Il faut reconnaître également que nous éprouvons de sérieuses difficultés à gérer le mal. Nous manquons d’imagination? Peut-être. Nous manquons surtout de capacité de raisonner ce qui nous menace. Nous ne savons pas ou nous refusons de faire les analyses qui nous permettraient de saisir le mécanisme des monstruosités qui nous entourent. Nous préférons pointer du doigt de possibles coupables. Nous mettons plus d’empressement à accuser les méchants qu’à essayer de définir le mal que nous leur attribuons Ce qui faisait dire à Alain Finkielkraut que nous préférons «remplacer les problèmes par les salauds» (Le Soir de Bruxelles, 7 décembre 2002. Cité par Jean-Claude Guillebaud, Le goût de l’avenir, Paris, Seuil, 2003, p. 51)
Nos accusations sont directes, rapides, sans merci. Nous classons tout sous deux chapeaux. Les Français parlent de droite et de gauche. Les Américains à la Bush font plutôt dans la morale. Ils rangent tout sous deux colonnes: celle du bien ou celle du mal. Tout bien devient pratiquement canonisable; tout mal est radicalement mauvais. Nous transposons sur les situations que nous vivons la grille de lecture simpliste des films de cowboys où les bandits sont toujours des bandits et les bons quasiment des saints.
Les choses se compliquent quand il s’agit de nous identifier nous-mêmes. «Je n’ai pas de mal à penser que Ben Laden représente le Mal, mais j’en ai beaucoup plus à croire, comme les Américains, que nous représentons le Bien. Le danger pour les Américains est que la lutte contre le fanatisme ne les amène à devenir fanatiques eux-mêmes.» (Pierre Hassner, «Les contradictions de l’empire américain», dans Esprit, août-septembre 2002, p. 81)
Nous avons tendance à définir le bien avec la logique et les arguments que nous utilisons pour reconnaître le mal chez notre ennemi. Et nous choisissons des solutions et des démarches semblables aux siennes, nous suivons les mêmes étapes que lui pour atteindre notre bien. L’ennemi a tué, tuons-le. Nous lui reprochons d’avoir torturé, torturons-le. Ce qui est mauvais chez lui devient bon pour nous. La vengeance manque d’imagination la plupart du temps. Elle emprunte ses armes à l’autre. Elle copie ses stratégies. Elle l’imite comme un singe.

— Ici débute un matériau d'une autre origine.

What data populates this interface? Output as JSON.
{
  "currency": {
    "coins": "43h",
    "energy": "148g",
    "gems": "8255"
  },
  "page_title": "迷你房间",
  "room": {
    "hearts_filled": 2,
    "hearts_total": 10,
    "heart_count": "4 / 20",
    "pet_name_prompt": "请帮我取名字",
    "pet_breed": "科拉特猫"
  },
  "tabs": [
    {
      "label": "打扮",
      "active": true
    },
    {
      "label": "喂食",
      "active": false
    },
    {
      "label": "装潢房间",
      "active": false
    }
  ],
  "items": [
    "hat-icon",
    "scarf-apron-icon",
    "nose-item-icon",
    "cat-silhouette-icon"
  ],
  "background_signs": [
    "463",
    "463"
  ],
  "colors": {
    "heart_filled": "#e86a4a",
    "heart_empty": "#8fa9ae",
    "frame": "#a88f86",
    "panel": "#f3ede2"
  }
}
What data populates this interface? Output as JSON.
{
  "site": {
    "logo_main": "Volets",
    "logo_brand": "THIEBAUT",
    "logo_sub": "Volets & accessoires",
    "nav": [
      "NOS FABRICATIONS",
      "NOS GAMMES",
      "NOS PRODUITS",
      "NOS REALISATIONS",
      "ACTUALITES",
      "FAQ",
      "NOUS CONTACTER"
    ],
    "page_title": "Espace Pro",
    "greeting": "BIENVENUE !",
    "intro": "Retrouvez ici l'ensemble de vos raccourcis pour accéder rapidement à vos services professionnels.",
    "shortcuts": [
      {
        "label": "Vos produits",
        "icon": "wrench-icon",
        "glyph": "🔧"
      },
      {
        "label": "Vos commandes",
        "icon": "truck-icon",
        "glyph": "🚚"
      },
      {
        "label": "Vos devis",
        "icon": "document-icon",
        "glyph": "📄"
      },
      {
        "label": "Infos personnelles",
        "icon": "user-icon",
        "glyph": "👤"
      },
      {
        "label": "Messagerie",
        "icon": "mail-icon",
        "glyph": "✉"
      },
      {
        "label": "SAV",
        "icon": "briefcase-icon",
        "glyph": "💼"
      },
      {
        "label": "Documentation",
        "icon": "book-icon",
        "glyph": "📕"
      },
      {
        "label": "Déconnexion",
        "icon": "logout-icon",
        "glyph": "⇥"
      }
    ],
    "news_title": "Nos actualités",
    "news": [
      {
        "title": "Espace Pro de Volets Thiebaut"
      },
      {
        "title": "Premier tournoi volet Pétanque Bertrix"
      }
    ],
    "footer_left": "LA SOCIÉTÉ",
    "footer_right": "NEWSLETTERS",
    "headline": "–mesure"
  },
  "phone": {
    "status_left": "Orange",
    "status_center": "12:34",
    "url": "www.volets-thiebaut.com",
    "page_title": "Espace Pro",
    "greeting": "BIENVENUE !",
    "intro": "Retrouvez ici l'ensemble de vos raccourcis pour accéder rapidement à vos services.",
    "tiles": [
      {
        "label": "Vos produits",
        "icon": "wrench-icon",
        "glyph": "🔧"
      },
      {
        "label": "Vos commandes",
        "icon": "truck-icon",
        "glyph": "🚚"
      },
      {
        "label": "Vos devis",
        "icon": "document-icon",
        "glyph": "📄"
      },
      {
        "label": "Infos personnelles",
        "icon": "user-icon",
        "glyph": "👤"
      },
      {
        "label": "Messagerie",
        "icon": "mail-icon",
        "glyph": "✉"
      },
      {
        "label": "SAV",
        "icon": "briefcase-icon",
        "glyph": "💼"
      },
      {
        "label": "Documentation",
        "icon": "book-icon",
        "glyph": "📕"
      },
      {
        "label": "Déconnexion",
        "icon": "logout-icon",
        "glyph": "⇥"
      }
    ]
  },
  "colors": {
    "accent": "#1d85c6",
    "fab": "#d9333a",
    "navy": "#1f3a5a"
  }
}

Le fanatisme, qu’il soit d’un côté ou de l’autre, demeure un fanatisme. Tuer pour le bien ou tuer pour le mal constitue toujours un meurtre. Torturer est et sera toujours immoral. La fin ne justifie jamais les moyens. Répondre à la violence par la violence, c’est s’engager dans une escalade qui risque de ne jamais finir. Pour atteindre la paix, il faut faire du neuf. Inventer. Regarder autrement et agir différemment. «Face au dualisme bêtifiant qui n’oppose que le blanc et le noir, dit le journaliste Jean-Claude Guillebaud, la solution ne réside pas dans une quelconque voie moyenne, ni dans un aimable centrisme, mais dans un au-delà des conflits ordinaires. Il ne s’agit pas de tempérer mais de traverser. Penser le nouveau, ce n’est pas tergiverser, mais s’extirper des mêlées pour tenter de faire le trou.» (Op. cit, p. 75)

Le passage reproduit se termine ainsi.